The broader discourse in these mainstream media outlets, targeting a burgeoning English-speaking middle class in the metros of India has sought to examine the underlying reasons for rape in India.
The spectacle of protest has ensured a regular flow of ratings for the media channels, ensuring that the media crews and talk shows have fodder to discuss and critically analyze the various problems with Indian society. Questions being raised played out the dichotomy of tradition versus modernity, pointing toward the need for India to update its traditions to be at pace with the modern economy it has been becoming.
In almost all of these so-called penetrating question sessions that were interrogating the soul of the nation state with a critical eye, the media houses conveniently ignored the question: What is the role of the media in perpetuating gender injustice and gender violence?
I was in India when the protests were taking place.
What I was struck by the most was the inherent gap between the language of gender justice on the media and the broader environment of gender injustice perpetrated by the very media. News content decrying the violence was juxtaposed amid television soaps that portrayed women as markers of desire, as plotting mother-in-laws, and scheming sister-in-laws. Ads that carried the economic rationality of the programs depicted women mostly as things to be consumed, as objects glorifying the brand being promoted.

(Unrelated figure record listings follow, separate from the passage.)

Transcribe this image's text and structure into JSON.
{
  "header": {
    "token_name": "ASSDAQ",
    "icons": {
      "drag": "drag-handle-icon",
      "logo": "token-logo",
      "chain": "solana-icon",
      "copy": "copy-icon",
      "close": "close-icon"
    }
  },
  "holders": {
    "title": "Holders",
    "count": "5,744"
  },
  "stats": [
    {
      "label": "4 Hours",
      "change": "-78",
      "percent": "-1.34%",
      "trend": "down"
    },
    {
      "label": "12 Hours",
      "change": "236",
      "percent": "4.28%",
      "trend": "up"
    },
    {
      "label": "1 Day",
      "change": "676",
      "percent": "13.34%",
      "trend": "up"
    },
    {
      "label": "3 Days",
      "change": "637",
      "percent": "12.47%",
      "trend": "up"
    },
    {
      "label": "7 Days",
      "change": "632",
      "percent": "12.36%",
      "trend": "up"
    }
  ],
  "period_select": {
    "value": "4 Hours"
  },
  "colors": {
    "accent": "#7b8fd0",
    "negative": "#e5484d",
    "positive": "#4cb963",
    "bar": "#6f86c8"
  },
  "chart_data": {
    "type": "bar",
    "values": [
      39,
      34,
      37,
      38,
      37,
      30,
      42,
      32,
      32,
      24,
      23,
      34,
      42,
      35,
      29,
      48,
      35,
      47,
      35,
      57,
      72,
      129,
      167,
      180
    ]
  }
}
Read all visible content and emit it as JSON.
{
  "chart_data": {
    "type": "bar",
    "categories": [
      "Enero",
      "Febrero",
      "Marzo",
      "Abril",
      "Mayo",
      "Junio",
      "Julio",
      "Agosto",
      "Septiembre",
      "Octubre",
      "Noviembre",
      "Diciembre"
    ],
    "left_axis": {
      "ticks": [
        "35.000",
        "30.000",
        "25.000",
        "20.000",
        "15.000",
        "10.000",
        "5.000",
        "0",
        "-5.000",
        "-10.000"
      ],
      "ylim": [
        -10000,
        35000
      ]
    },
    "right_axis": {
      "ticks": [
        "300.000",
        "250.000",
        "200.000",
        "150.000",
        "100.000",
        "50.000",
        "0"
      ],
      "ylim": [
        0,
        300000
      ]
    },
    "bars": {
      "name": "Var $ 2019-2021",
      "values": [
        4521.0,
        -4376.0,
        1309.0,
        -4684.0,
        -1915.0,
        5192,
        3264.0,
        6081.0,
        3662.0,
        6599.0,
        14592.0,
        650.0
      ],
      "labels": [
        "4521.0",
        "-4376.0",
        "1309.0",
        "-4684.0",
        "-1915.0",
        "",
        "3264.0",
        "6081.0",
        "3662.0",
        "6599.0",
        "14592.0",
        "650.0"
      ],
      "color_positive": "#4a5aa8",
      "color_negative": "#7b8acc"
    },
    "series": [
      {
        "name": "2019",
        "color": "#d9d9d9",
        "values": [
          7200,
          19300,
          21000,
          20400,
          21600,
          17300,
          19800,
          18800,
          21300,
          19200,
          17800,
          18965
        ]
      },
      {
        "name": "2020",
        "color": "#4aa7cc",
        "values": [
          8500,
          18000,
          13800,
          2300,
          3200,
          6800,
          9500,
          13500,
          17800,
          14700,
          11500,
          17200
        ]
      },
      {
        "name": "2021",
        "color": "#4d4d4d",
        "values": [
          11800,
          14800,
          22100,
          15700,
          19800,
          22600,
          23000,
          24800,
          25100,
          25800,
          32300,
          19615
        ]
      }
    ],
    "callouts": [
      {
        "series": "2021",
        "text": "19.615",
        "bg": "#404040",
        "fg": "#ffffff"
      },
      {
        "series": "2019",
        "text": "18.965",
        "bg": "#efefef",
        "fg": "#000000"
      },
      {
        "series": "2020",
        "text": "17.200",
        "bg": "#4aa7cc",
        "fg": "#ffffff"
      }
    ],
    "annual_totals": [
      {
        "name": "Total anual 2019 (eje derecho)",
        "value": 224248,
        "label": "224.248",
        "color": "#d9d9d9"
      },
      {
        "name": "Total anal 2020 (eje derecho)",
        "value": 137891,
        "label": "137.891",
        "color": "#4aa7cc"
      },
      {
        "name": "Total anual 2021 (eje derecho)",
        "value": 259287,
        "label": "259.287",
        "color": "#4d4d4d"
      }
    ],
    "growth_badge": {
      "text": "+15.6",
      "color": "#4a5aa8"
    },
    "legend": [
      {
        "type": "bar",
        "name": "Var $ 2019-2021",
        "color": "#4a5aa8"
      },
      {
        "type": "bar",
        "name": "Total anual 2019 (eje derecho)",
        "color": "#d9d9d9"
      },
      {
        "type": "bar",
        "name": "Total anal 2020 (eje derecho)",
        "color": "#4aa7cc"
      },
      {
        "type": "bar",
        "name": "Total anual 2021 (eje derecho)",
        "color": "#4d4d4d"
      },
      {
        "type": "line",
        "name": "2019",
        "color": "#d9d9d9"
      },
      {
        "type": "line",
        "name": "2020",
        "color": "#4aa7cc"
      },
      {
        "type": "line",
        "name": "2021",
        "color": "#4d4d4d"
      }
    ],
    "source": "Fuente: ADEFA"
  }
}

Perhaps the strongest depiction of this hypocrisy was in the front page coverage of the protests juxtaposed amid images of women being sold for New Year’s parties, entertainment shows promising Russian dancers, and glossy images of the desirably portrayed Mumbai jockey Shilpa Reddy touching her bust as if to invite in the male gaze for a spanking rendezvous.
Advertisements sponsored by Kingfishers and Absolut invited to transport viewers/participants of the metropolis to the heat-filled dance floors of Miami.
In another instance, the same version of the newspaper carrying stories about protest with themes such as “I protest” also promised its readers the Playboy fantasy and the festive promise of “Woman’s World,” depicting a model seductively posing in a Sari.
In the last three weeks, I have been inspired by the number of young men and women who have taken to the streets of Delhi and across India and across the globe to protest gender violence. I have learned a great deal from the many blogs and social media posts that have been made by friends and colleagues.
This is a time to raise important questions about the nature of gender injustices in our societies. And as we do so, I very much hope that we can begin a discussion about the role our media play in perpetuating, embodying, and modeling gender injustice.
As media houses raise questions about the roots of gender injustice, I hope that they turn the critical eye on their own complicity in perpetuating the culture of rape and gender injustice. Our conversations collectively need to question the extent to which the culture of the market, built into advertising revenues and program ratings will continue to perpetuate the rape of women as long as large cross-sections of consumers will buy these images as desirable.
Tradition-bound or wired toward the golden calls of modernity, to the extent that our societies continue to see women as objects to be consumed, they will perpetuate the same injustices that we seek to protest. Protest then will remain another source of ratings for media houses that are in the business of selling women, simultaneously selling gender violence and protests against gender violence as both will sell in the free market of images, symbols, and desires.